Company eyes biofuel potential
A COMPANY that says it can turn wood into gas says there’s potential to build a conversion plant here.
CORE BioFuel Inc. is holding an information session May 27 to provide more details.
“We think there’s an opportunity in Terrace. There are locations and there’s fibre,” says Toronto-based CORE BioFuel official Doug Sheppard.
One possible location is the city’s airport industrial lands, the Skeena Industrial Development Park.
“We’ve had discussions with members of your town council and also several of your lumbermen,” Sheppard said.
CORE BioFuel is also holding a session in Smithers and one in Houston where it has already been spending time and effort on selecting a plant site.
The company developed an interest in the northwest when it built a connection with a Burns Lake business group with access for wood.

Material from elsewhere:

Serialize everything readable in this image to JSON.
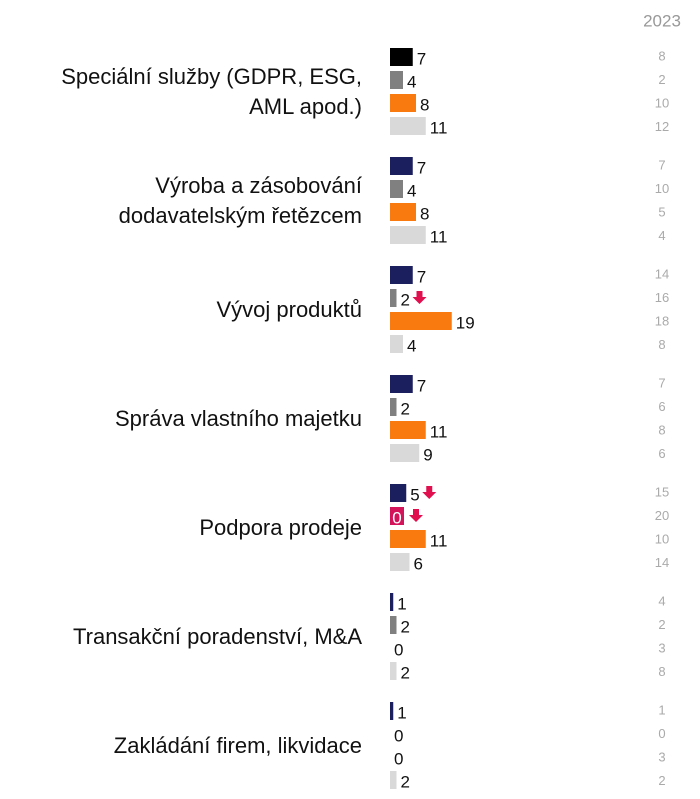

“We now have investors throughout the area,” said Sheppard.
The decision to hold information meetings follows the signing of a memorandum of understanding with so-far unnamed project developer to develop as many as four plants.
“For now they don’t want their name known, but they will be at the Houston meeting and possibly the others,” said Sheppard.
He stressed that CORE is not the inventor of the wood-into-gas method, but is working on developing it as a commercial process.
Intense heat is used to convert primarily waste wood into 92 octane gas.
“We wouldn’t own the plant. We would license the technology,” Sheppard said.
Each plant would cost $100 million and require 220,000 tons of fibre a year to produce 67 million litres of gas.
“And we’d be profitable without a subsidy, but we won’t turn down any help if offered,” said Sheppard. “We’ll take help where we can get it.
“We believe we’re the leading edge biofuel company in the world,” he added.
In addition to 40-50 inside workers, a plant capacity of the size proposed by CORE BioFuel would required approximately 150 outside workers to provide the wood.